Я кивнула. Вот всегда со мной так. Встречаешь живой ответ на молитвы любой девчонки-подменыша, и на тебе – парень ку-ку. Всем известно, что подменышам нет выхода из Между-Йорка – если только Народ сам их отсюда не вышибет. Да большинство из нас и не ушло бы никуда, даже если б могло. Я бы, например, не ушла. Попасть туда, где нет магии, где тебе нужны деньги, чтобы жить, где ветер тебя заморозит, а дождь промочит, где ни с кошкой не поболтаешь, ни с вилисой не станцуешь, ни с лепреконом языком не почешешь… Да ни за что на свете! Нет, мне, конечно, тоже было интересно, как оно там, Снаружи. Я читала газеты и журналы, которые заносило в ливнёвку, и охотно слушала, когда кто-нибудь из Народа рассказывал про свои приключения со смертными. Но вот жить среди них, смертных, мне совсем не хотелось. Слишком они непредсказуемые.

– Я тут как игрушка, как зверушка домашняя – меня уже тошнит от всего этого, – говорил меж тем Байрон. – Что бы я ни делал – это ничего не меняет. А я хочу, чтобы меняло, Ниф! Я хочу быть кем-то. Героем!

Нет, он, может, и ку-ку, зато какой красивый. Я слушала его, издавала какие-то сочувственные звуки и любовалась, как эти его каштановые кудри падают обратно на лоб, стоит ему их откинуть.

– Должен быть какой-то способ. Ну, ты же знаешь: прецеденты были. Томас-Рифмач, Тэм Лин, Орфей, Геракл… Мне нужно только свести все данные вместе. У меня есть мысль, что все это как-то связано с теорией хаоса и алхимией. Понимаешь…

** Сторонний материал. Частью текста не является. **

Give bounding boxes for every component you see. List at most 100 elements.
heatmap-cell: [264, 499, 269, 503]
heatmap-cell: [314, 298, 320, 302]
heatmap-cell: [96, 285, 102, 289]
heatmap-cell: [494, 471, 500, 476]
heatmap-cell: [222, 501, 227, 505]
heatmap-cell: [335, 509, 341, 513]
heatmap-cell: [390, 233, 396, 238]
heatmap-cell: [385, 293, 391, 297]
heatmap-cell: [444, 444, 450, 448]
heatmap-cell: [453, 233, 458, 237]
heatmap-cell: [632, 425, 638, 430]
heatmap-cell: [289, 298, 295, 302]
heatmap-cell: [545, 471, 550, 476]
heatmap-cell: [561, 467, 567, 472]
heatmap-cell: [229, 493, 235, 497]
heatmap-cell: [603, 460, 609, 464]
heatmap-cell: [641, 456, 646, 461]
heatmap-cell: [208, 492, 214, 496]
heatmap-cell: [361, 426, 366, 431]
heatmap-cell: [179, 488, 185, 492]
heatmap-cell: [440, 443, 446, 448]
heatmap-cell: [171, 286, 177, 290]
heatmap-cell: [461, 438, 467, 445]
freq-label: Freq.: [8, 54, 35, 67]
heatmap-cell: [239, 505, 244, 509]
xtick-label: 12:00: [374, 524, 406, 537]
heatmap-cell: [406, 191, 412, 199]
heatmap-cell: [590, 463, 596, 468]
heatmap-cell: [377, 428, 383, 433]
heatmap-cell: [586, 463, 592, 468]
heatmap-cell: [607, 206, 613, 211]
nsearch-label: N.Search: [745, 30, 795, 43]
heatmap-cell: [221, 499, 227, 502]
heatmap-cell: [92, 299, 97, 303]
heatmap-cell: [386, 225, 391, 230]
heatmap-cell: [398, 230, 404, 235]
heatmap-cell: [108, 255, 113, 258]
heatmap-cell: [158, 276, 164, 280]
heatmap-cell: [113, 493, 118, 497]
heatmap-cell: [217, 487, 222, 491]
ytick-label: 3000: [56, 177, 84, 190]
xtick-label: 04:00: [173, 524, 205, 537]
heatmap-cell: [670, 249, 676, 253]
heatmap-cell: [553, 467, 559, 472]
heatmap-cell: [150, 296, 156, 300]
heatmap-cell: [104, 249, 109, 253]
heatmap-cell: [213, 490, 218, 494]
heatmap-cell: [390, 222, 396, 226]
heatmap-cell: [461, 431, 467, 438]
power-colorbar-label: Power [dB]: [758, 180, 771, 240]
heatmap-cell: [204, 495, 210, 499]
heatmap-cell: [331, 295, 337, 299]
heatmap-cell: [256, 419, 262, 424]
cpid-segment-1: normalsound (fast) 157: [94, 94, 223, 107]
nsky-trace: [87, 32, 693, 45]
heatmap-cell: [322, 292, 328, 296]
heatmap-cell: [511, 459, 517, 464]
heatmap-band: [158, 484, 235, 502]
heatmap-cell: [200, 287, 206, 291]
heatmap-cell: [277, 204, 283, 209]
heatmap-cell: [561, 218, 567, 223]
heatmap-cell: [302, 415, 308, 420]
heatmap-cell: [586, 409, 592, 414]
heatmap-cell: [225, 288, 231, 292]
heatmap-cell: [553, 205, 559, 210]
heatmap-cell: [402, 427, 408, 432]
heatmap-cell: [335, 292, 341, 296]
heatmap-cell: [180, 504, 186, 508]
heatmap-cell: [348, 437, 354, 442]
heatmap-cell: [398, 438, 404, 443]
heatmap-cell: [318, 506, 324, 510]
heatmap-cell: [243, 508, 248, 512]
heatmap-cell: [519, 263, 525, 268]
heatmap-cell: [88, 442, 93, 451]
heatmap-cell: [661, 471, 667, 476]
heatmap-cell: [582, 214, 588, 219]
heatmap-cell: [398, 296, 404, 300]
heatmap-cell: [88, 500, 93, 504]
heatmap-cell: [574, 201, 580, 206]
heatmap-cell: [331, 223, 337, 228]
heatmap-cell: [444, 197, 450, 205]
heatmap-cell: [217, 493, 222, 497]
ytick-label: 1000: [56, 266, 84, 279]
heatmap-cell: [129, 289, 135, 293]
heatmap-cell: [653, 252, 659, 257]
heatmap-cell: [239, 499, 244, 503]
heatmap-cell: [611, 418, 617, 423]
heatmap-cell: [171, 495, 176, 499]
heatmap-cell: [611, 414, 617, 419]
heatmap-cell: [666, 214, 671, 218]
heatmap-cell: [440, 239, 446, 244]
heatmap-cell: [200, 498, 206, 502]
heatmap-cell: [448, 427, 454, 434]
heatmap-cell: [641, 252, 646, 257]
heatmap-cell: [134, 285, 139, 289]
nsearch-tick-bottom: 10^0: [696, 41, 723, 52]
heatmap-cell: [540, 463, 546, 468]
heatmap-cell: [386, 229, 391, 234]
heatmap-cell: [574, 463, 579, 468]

Мы говорили, а я смотрела, как страсть разжигает пламя за этими теплыми карими очами, и думала, как, интересно, заставить его так посмотреть на меня? Впрочем, поскольку из Между-Йорка он вряд ли выберется, времени у меня впереди целый вагон.

Обратно в библиотеку я в тот день так и не попала. Какое-то время мы еще поторчали в «Тожехочутаке», а потом пошли плясать на перманентный плавучий Фэйри-Рейв. Я так и не поняла, чего это Байрон тусует со мной, когда на него заглядывается столько прекрасного Народа, но вообще-то мне было наплевать. Мы отлично провели время. Наплясавшись, мы пошли плавать с русалками в нью-йоркской гавани и воровать венерок из устричного бара на Центральном вокзале, а потом еще на «Бродвейскую песнь», неувядающую музыкальную любовь всего Народа, и развлекались, и развлекались, пока не устали развлекаться и не срубились.

Проснулась я в гнезде медведей-оборотней под Центральным зоопарком. Байрона нигде не наблюдалось. Медведи понятия не имели, куда он подевался, зато имела я.

Войдя в Читальный зал, я первым делом увидела его – вон он, сидит, кудрявая голова чуть ли не с религиозным восторгом склонилась над толстенной книгой с черной обложкой и алым обрезом. Я постаралась пройти мимо его стула по дороге в каталог и потрепала его походя по плечу. Он даже головы не поднял.

Какое разочарование… но тут я напомнила себе, что мальчик хочет стать героем. Отлично. Героев я понимала. Герои совершают всякие невозможные подвиги. Вот и Байрон сейчас совершал свой. Пойду, поиграю немножко с КАТНИПом, а потом, может, мне удастся умыкнуть его в «Хочутак» и расспросить, как там поживают подвиги.

Когда я вошла, КАТНИП спал. Грива меховой волной растекалась по мерцающим белым плечам. Я ласково почесала его между ушами размером с чайную чашку. Шерсть мягко спружинила у меня под пальцами, а из-под нее донеслось мягкое урчание, словно поезд метро подходил.